Preserving Your Work
saving what you can
If You Have Time
- Preservation means making work usable by someone who was not part of creating it
- Capture the why, not just the what: a README explaining the problem solved is more durable than API documentation
- A "last known good state" document is worth more than an aspirational manual: what worked, what was broken, what was left undone
- Archive to a persistent location, e.g., Zenodo or Software Heritage
- Be wary of institutional repositories: you may lose access or (in event of a community or global threat) they may go away as well
- Assign a DOI to the final release so it can be cited
- Mark deprecated versions in every relevant package registry, not just in the repository
- Point to alternatives when deprecating: a migration guide matters more than a farewell post
- Discussion archives (mailing lists, issue trackers) are often more valuable than formal documentation; export and preserve them before paid services lapse
- Domain names lapse and get squatted; migrate content to free hosting before letting the domain go
- Data preservation requires metadata: provenance, format, units, and known limitations
- Follow FAIR principles (Findable, Accessible, Interoperable, Reusable) where possible
- Dependencies rot: record exact versions and, if possible, a container image that reproduces the computational environment
Fifteen years ago, a file-sharing system for scientific data based on the BitTorrent protocol failed to find wide adoption because of the (quite reasonable) association in many institutions' collective minds between BitTorrent and illegal downloading [Langille2010]. At the time of writing, though, many individuals and groups are turning to BitTorrent to share datasets that are at risk of disappearing because of the protocol's resilience.
If You Don't
- Prioritize data over code
- Raw data is often irreplaceable while code in a version-controlled repository can be recovered or reconstructed
- If you can only do one thing, copy the data out first
- One public copy beats zero private ones
- Push the repository to a public location immediately, even in its current messy state
- An imperfect archive that survives the loss of institutional infrastructure is better than a clean one that disappears with it
- Export "everything else"
- issue tracker state, wiki pages, CI/CD configuration, deployment settings
- Hand credentials to a trusted person outside the project before access is cut
- API keys and admin passwords stored in institutional systems will be unreachable once those systems are closed or your access is revoked
- Write a one-paragraph finder's note at the root of the archive
- What this is, what state it was in when archived, what is missing, and a contact address
- This is not the same as the last known good state document above: it is narrower and faster to write, and is oriented toward someone who encounters the archive years later with no context
Normalized Deviations
- [Vaughan1996] showed that the Challenger disaster resulted not from a single catastrophic decision but from a long sequence of small ones in which warning signals were repeatedly noticed, reinterpreted as acceptable, and filed away until deviation had become the norm
- Teams approaching closure often carry the same kind of backlog
- Deliberate closure should therefore include an explicit audit of normalized deviations: things the team accepted because stopping to fix them felt too costly
- A shutdown retrospective is most valuable when it names the things the team learned to live with, not only when it celebrates successes
- Document these to record the project's actual state and to avoid passing silent assumptions to anyone who inherits the work
Exercises
Write a Last Known Good State Document
Each participant drafts a one-page "last known good state" document for their own project (or for Vaida's erosion data project if they prefer not to use their own):
- What does this project do, and what problem does it solve?

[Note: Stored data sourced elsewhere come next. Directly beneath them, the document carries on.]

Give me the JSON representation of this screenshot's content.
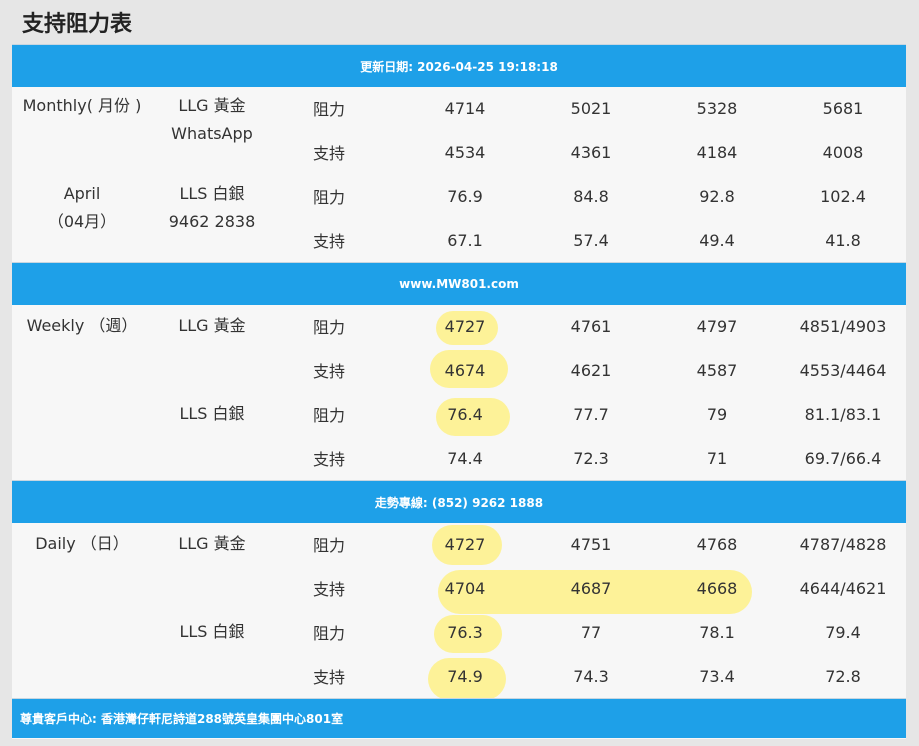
{
  "page": {
    "title": "支持阻力表"
  },
  "banners": {
    "update": "更新日期: 2026-04-25 19:18:18",
    "website": "www.MW801.com",
    "hotline": "走勢專線: (852) 9262 1888",
    "address": "尊貴客戶中心: 香港灣仔軒尼詩道288號英皇集團中心801室"
  },
  "monthly": {
    "period_line1": "Monthly( 月份 )",
    "period_line2": "April",
    "period_line3": "（04月）",
    "llg_label": "LLG 黃金",
    "llg_sub": "WhatsApp",
    "lls_label": "LLS 白銀",
    "lls_sub": "9462 2838",
    "rows": [
      {
        "type": "阻力",
        "values": [
          "4714",
          "5021",
          "5328",
          "5681"
        ]
      },
      {
        "type": "支持",
        "values": [
          "4534",
          "4361",
          "4184",
          "4008"
        ]
      },
      {
        "type": "阻力",
        "values": [
          "76.9",
          "84.8",
          "92.8",
          "102.4"
        ]
      },
      {
        "type": "支持",
        "values": [
          "67.1",
          "57.4",
          "49.4",
          "41.8"
        ]
      }
    ]
  },
  "weekly": {
    "period": "Weekly （週）",
    "llg_label": "LLG 黃金",
    "lls_label": "LLS 白銀",
    "rows": [
      {
        "type": "阻力",
        "values": [
          "4727",
          "4761",
          "4797",
          "4851/4903"
        ]
      },
      {
        "type": "支持",
        "values": [
          "4674",
          "4621",
          "4587",
          "4553/4464"
        ]
      },
      {
        "type": "阻力",
        "values": [
          "76.4",
          "77.7",
          "79",
          "81.1/83.1"
        ]
      },
      {
        "type": "支持",
        "values": [
          "74.4",
          "72.3",
          "71",
          "69.7/66.4"
        ]
      }
    ]
  },
  "daily": {
    "period": "Daily （日）",
    "llg_label": "LLG 黃金",
    "lls_label": "LLS 白銀",
    "rows": [
      {
        "type": "阻力",
        "values": [
          "4727",
          "4751",
          "4768",
          "4787/4828"
        ]
      },
      {
        "type": "支持",
        "values": [
          "4704",
          "4687",
          "4668",
          "4644/4621"
        ]
      },
      {
        "type": "阻力",
        "values": [
          "76.3",
          "77",
          "78.1",
          "79.4"
        ]
      },
      {
        "type": "支持",
        "values": [
          "74.9",
          "74.3",
          "73.4",
          "72.8"
        ]
      }
    ]
  },
  "colors": {
    "banner": "#1ea0e8",
    "highlight": "#fff078",
    "background": "#f7f7f7"
  }
}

- What is currently working?
- What is broken or incomplete?
- Where does the data or code live, and how would someone get it?
- What are the most important things a successor would need to know?
Compare drafts in groups of three: what did others ask about that you had not thought to include?
Normalized Deviations List
Work individually for ten minutes, then debrief in groups:
-
Write down three things in your project that everyone on the team knows are wrong but that you have all learned to live with (e.g., a dependency nobody wants to touch or a process that only works because one person knows the trick).
-
For each item, explain whether you would document it honestly in the last known good state document, fix it before shutdown, or leave it undocumented?
Which items were hardest to decide about? What did you want to hide, and why? What would a successor most need to know?